Dramatic moment skydivers set fire to their parachute canopies during jump
Two skydivers dramatically set fire to their parachute canopies as they plummeted towards earth at 120 mph.
Alex Aimard and his pal Petter Jonsson leapt from a plane over Eloy, Arizona, USA, during the daring stunt.
Armed with a petrol doused parachute, the pair pulled out flare guns during their descent – and set fire to their canopies.
Petter, 38, from Sweden, who filmed the risky stunt on a GoPro attached to his body, said: “I was so focused on my task that I didn’t have time to be scared or think about what could have gone wrong.”
His friend Alex, 33, from France, added: “Petter jumped first so when I exited the plane I saw something that I will never forget – a big cloud of smoke made by the explosion of his chute.

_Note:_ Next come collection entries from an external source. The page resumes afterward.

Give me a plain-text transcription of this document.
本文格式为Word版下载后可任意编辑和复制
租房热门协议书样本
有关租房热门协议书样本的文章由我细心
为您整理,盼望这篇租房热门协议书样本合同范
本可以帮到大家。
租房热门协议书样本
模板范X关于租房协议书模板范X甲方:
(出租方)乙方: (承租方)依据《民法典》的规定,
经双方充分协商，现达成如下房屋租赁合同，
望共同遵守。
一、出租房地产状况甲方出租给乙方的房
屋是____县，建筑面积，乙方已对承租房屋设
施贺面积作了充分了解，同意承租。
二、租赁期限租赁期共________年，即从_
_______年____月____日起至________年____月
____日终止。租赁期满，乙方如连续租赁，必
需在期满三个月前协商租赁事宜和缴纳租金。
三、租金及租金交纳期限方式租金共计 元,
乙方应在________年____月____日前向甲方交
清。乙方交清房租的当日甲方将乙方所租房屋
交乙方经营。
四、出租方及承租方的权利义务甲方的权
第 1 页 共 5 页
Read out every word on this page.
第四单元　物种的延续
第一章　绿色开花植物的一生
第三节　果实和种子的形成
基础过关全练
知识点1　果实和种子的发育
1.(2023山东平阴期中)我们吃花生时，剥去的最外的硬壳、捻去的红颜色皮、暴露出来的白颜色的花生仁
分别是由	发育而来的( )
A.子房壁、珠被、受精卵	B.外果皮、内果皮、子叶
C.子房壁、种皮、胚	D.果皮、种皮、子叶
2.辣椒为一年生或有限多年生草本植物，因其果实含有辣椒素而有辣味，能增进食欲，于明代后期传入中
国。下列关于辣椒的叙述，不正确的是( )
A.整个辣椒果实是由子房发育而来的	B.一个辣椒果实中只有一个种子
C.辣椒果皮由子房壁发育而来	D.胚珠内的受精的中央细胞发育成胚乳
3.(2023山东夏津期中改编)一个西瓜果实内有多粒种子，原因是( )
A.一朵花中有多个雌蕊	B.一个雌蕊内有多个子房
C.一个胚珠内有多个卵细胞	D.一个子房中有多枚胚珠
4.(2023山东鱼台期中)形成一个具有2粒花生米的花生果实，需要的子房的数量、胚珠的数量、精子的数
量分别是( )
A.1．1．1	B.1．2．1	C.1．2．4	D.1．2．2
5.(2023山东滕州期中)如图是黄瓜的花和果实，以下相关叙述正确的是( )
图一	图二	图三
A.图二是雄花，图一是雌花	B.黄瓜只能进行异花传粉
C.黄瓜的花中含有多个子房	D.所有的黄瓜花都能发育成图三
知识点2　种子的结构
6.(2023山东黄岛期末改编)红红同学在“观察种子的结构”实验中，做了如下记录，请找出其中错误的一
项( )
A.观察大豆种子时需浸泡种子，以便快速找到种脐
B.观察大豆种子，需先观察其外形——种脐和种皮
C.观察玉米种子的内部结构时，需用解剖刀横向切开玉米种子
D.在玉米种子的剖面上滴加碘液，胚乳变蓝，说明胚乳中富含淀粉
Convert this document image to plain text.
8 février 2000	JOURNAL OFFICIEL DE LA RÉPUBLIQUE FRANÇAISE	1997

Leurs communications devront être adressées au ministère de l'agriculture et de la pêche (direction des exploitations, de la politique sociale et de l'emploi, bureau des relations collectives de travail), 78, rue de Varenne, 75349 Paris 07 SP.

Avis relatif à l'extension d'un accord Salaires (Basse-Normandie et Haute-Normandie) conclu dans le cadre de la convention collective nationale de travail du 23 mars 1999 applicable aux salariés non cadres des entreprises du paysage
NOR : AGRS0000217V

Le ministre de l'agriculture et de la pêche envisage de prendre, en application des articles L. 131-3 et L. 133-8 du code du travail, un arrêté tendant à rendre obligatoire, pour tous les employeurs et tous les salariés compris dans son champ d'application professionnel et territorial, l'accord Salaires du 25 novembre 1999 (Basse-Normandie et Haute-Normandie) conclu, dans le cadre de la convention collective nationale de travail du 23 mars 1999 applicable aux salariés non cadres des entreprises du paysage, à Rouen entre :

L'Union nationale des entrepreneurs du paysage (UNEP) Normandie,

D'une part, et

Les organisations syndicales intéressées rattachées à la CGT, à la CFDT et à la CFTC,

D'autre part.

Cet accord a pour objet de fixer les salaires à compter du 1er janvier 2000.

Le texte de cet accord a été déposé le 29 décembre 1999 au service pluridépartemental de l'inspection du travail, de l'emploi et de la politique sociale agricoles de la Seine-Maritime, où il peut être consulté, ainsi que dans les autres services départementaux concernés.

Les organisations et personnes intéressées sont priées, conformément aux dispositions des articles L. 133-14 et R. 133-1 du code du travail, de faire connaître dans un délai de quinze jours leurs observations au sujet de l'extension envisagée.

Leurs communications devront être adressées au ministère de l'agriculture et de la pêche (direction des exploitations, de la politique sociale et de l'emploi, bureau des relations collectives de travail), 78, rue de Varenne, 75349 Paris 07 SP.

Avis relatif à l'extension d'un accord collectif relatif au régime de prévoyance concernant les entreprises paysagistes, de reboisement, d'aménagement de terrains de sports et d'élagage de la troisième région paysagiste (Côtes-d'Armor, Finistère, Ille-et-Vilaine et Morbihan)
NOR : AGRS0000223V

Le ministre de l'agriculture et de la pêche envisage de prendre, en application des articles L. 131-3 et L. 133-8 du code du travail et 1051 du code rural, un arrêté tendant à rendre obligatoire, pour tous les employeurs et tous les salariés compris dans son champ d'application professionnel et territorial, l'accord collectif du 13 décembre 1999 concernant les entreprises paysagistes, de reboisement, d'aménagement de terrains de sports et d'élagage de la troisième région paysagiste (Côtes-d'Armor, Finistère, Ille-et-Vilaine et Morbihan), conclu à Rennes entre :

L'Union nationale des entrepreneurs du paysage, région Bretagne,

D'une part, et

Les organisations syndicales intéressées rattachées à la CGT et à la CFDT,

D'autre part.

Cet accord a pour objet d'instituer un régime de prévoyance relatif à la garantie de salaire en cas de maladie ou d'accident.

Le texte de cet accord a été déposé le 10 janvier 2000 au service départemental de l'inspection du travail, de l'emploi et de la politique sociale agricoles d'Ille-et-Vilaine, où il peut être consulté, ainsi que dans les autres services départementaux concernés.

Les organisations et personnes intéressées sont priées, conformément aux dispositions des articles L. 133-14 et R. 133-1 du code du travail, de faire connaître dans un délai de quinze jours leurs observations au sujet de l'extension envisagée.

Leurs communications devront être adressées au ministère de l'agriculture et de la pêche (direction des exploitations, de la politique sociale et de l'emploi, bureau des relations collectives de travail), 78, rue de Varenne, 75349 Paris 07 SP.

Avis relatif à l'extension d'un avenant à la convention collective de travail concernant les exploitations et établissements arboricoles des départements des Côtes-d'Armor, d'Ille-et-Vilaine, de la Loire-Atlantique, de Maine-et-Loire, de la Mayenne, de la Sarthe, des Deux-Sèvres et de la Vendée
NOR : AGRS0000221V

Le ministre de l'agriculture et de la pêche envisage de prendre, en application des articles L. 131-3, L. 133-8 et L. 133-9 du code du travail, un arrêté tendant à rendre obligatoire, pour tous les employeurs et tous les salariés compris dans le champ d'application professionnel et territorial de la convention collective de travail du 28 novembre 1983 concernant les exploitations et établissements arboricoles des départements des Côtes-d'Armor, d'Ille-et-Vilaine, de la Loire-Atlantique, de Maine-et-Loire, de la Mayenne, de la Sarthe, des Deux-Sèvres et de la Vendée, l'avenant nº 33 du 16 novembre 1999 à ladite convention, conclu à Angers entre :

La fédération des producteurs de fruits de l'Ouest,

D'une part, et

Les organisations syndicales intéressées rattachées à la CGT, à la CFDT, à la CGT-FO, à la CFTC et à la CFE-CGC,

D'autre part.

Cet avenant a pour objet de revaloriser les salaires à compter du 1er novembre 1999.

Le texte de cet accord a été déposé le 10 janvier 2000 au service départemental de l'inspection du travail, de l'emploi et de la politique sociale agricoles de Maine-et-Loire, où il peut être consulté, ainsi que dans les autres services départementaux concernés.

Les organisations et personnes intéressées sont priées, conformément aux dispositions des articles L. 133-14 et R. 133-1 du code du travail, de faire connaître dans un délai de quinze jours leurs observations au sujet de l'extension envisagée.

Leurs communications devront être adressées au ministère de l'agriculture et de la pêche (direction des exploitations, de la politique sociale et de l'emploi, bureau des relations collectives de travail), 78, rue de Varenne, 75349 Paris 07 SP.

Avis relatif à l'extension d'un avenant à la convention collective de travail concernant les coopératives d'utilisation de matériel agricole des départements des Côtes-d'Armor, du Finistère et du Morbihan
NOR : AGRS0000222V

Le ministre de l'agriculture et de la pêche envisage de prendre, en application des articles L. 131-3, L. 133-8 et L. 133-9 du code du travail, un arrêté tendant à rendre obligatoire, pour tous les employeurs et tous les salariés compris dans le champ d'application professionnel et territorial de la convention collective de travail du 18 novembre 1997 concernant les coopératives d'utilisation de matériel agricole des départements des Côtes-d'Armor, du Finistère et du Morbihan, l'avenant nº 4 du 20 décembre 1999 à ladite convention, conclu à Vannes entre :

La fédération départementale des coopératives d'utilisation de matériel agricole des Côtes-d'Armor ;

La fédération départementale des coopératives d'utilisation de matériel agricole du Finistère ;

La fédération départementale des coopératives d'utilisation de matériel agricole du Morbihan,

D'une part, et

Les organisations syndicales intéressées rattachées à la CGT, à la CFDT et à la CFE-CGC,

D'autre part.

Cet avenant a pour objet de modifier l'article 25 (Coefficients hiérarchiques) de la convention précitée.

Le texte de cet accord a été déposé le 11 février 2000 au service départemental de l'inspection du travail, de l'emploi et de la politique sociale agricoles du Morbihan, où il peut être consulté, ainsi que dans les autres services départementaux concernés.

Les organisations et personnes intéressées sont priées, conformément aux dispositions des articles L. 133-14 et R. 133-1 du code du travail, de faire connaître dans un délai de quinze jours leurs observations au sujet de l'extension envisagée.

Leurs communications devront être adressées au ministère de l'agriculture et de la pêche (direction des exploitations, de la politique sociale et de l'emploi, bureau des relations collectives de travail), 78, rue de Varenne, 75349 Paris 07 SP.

“It was like being part of a Rambo movie but for real.”
The pair – both experienced professional skydivers and BASE jumpers – had meticulously planned the dangerous stunt, which took place in January, 2015.
They had been taking part in a two week online project called LTD (Living The Dream), produced by Satori Factory, where a group of pros travelled Utah and Arizona performing skydives.
The potentially deadly fire setting stunt happened on the last day of the trip.
Alex and Petter prepared by dousing their parachutes in petrol.
Then armed with a flare gun and just one single emergency parachute, they leapt from the plane high above the desert.
Pulling the flare guns out, they fired directly at the kerosene soaked canopies – instantly igniting them.
With just seconds to react and release the now flaming parachutes before the fire travelled down cords to their bodies, the pair freed themselves.
Now plummeting to earth at around 120mph in free fall, they can be seen calmly releasing their remaining emergency parachutes – and gliding safely to the ground.
Alex said of the jump: “We struggled with the weather conditions and the project was on hold for a few days due to a strong wind, which gave us plenty of time for preparation.
“When the wind finally slowed down, everything happened in a couple of hours.
“Skydiving itself is not without danger and flying in a plane with two big buckets full of gas and two flare guns doesn’t decrease the risk.
“You can imagine a lot of things going wrong but with fine tuned preparation there was no room for doubt or uncontrolled fear.
“We had lots of guidance from Steve Curtis. Steve is what I would call an absolute legend, his experience was the key to executer the stunt in a safe and successful way.”
The stunt received lot sod positive feedback from fellow professionals, but there was some online criticism.
Alex explained: “Globally the response was very positive, but we got a couple of messages complaining about the pollution and how immature it was to do that.
“And I kind of agree, I guess this is why it was so much fun.”